Inspired by a surge in movie conferencing, Trustwave SpiderLabs scientists decided to take a look at Webex, a single of the most popular movie and messaging resources on the market place, according to Sigler.
“The primary problem with this vulnerability is that you can find a function in how Cisco Webex performs in which pretty confidential, pretty sensitive details is saved in memory to an unprotected point out, so any typical person, visitor person, regular person account would have entry to be able to dump that sensitive details,” Sigler mentioned. “That would enable them to listen in on Webex meetings, past Webex meetings and basically impersonate the human being whose information they stole out of memory.”
Cisco Webex is a popular product, specially among the company corporations, Sigler mentioned. Nevertheless, to choose benefit of this vulnerability, the victim’s method would have to have an active Webex account, particularly for Home windows the vulnerability will not have an impact on Webex for MacOS, iOS and Android.

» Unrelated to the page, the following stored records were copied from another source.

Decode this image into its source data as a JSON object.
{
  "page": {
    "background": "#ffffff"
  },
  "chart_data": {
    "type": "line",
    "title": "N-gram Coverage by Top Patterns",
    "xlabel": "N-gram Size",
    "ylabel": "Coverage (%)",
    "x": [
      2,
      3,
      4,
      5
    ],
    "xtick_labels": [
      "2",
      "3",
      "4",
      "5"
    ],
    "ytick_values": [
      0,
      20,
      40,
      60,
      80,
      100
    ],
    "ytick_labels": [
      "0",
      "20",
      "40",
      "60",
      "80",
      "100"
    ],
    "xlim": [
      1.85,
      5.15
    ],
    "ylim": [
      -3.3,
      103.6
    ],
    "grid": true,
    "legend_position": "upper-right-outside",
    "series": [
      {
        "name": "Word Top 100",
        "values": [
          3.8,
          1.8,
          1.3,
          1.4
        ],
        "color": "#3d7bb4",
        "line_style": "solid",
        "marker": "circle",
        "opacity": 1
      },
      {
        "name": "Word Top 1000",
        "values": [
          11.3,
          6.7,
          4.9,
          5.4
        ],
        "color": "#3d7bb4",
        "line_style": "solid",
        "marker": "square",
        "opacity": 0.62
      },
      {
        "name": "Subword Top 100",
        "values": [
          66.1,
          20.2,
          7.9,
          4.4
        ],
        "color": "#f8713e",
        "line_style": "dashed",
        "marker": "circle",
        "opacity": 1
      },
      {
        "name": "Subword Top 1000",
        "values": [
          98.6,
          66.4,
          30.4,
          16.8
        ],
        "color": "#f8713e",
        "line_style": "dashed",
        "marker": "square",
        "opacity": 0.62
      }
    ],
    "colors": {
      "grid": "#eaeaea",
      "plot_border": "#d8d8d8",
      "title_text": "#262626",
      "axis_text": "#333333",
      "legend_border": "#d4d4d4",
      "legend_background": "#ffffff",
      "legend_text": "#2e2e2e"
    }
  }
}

The sufferer in this situation would have to have an active Webex account and an active Webex software program for an assault to be effective.
“The attacker would require to have entry to that method in some type or style, this sort of as logging in by means of a remote session and currently have a existence on the method,” Sigler mentioned. “It could also be that they are pushing malware out as form of their proxy so an attacker would pretty very easily create malware that is specialized for this purpose. And if they can trick the sufferer into setting up the malware, the malware could just sit on the method indefinitely just monitoring memory with all those Webex tokens and just sending them again to the attacker just exfiltrating that information to the attacker.”
From there, malicious customers could entry new meetings and recordings and get hold of confidential details.
Trustwave disclosed the vulnerability to Cisco on April 23 a patch was introduced Wednesday, and Trustwave and Cisco advise updating Webex consumers to version 40.6.. Trustwave mentioned there are no indications the Webex vulnerability has been exploited in the wild.
No subject which movie conferencing program corporations use, Sigler mentioned there are ways to choose to increase stability this sort of as creating passwords for specific meetings.
“I imagine that corporations that do their very own due diligence to search at former vulnerabilities, determine out how infrastructure performs, how their employees are laid out — irrespective of whether they are scattered remotely or situated in a one area — all of all those issues go into final decision-generating for which conferencing software program to use, as long as corporations have a course of action to quickly deploy patches and make guaranteed customers are up to date on the most existing version and to make guaranteed their customers are aware of social engineering assaults that are existing correct now,” Sigler mentioned.